Berroguetto, hoje, e Gjallarhorn, amanhã, são as duas apostas mais fortes para o primeiro fim-de-semana de "world music" que o festival Cantigas do Maio leva pela 13ª vez ao Seixal, este ano subordinado ao tema "Músicas de Minorias".
                Com os galegos Berroguetto, que já atuaram antes neste mesmo festival, é difícil separar na sua obra o amor pela tradição de um genuíno desejo de transgressão.
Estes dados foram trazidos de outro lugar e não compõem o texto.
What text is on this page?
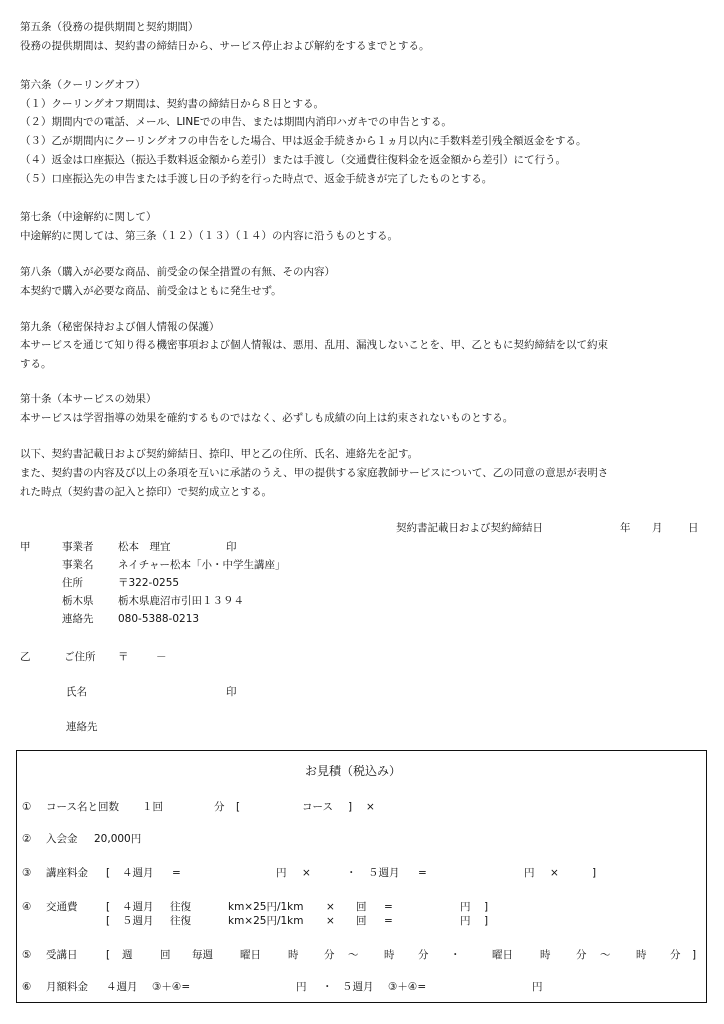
第五条（役務の提供期間と契約期間）
役務の提供期間は、契約書の締結日から、サービス停止および解約をするまでとする。
第六条（クーリングオフ）
（１）クーリングオフ期間は、契約書の締結日から８日とする。
（２）期間内での電話、メール、LINEでの申告、または期間内消印ハガキでの申告とする。
（３）乙が期間内にクーリングオフの申告をした場合、甲は返金手続きから１ヵ月以内に手数料差引残全額返金をする。
（４）返金は口座振込（振込手数料返金額から差引）または手渡し（交通費往復料金を返金額から差引）にて行う。
（５）口座振込先の申告または手渡し日の予約を行った時点で、返金手続きが完了したものとする。
第七条（中途解約に関して）
中途解約に関しては、第三条（１２）（１３）（１４）の内容に沿うものとする。
第八条（購入が必要な商品、前受金の保全措置の有無、その内容）
本契約で購入が必要な商品、前受金はともに発生せず。
第九条（秘密保持および個人情報の保護）
本サービスを通じて知り得る機密事項および個人情報は、悪用、乱用、漏洩しないことを、甲、乙ともに契約締結を以て約束
する。
第十条（本サービスの効果）
本サービスは学習指導の効果を確約するものではなく、必ずしも成績の向上は約束されないものとする。
以下、契約書記載日および契約締結日、捺印、甲と乙の住所、氏名、連絡先を記す。
また、契約書の内容及び以上の条項を互いに承諾のうえ、甲の提供する家庭教師サービスについて、乙の同意の意思が表明さ
れた時点（契約書の記入と捺印）で契約成立とする。
契約書記載日および契約締結日	年 月 日
甲	事業者 松本　理宜	印
事業名 ネイチャー松本「小・中学生講座」
住所	〒322-0255
栃木県 栃木県鹿沼市引田１３９４
連絡先 080-5388-0213
乙	ご住所 〒	－
氏名	印
連絡先
お見積（税込み）
① コース名と回数 １回	分 [	コース ] ×
② 入会金 20,000円
③ 講座料金 [ ４週月 =	円 ×	・ ５週月 =	円 ×	]
④ 交通費	[ ４週月 往復	km×25円/1km × 回 =	円 ]
[ ５週月 往復	km×25円/1km × 回 =	円 ]
⑤ 受講日	[ 週	回 毎週	曜日	時 分 ～ 時 分 ・	曜日	時 分 ～ 時 分 ]
⑥ 月額料金 ４週月 ③＋④=	円 ・ ５週月 ③＋④=	円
O novo álbum deste grupo galego, intitulado "Hepta", foi buscar inspiração ao número "7", considerado sagrado nos circuitos herméticos, bem como à obra do artista plástico Georges Rousse, em particular uma instalação realizada na antiga fábrica de Sargadelos, hoje em ruínas.
                "Hepta" é folk, é jazz, é síntese, é a "xeometria heptacéfala, completa metamorfose dos agoiros oraculares nos pétalos encarnados da flor da realidade". É, sobretudo, a grande música de um dos mestres atuais da música galega, Anxo Pintos. Os Berroguetto atuam esta noite, por sinal também numa antiga fábrica, a Mundet. Completam a programação para hoje as percussões dos O Ó Que Som Tem, projeto em contínua evolução, orientado por Rui Júnior, de quem se espera a sucessão, para breve, do álbum "O Mundo Não Quer Acabar", editado em 1998.
                Os Gjallarhorn, da Finlândia, que atuam amanhã na Fábrica Mundet, são representantes da já vasta escola escandinava por onde passam os Hedningarna, Den Fule, Garmarna, Vasen, Hoven Droven, Varttina, Sirmakka, Pirnales, JPP, Niekku e Maria Kalaniemi, entre muitos outros. A sua música, audível no novo álbum "Sjofn", além de uma capa que decerto atrairá as atenções da fação masculina, mergulha nas baladas tradicionais dos arquipélagos finlandeses do Golfo de Bothnia, mas está longe de poder ser considerada anacrónica.
                Espere-se, em vez disso, uma combinação agradável da voz sensual da vocalista Jenny Wilhelms com o tipo de sonoridades com as quais os apreciadores da "nordic folk" já estão familiarizados, feita de violinos, percussões e flauta tradicionais, mas aqui com o toque exótico do didjeridu e da harpa judaica.
                Completam o programa de sábado os italianos Zoè, da região de Puglia. São especialistas em tocar a "pizzica", um tipo especial de pandeireta. Diz-se que com tal frenesi que as mãos dos músicos chegam a sangrar. Esperemos que não seja necessária a intervenção da equipa médica.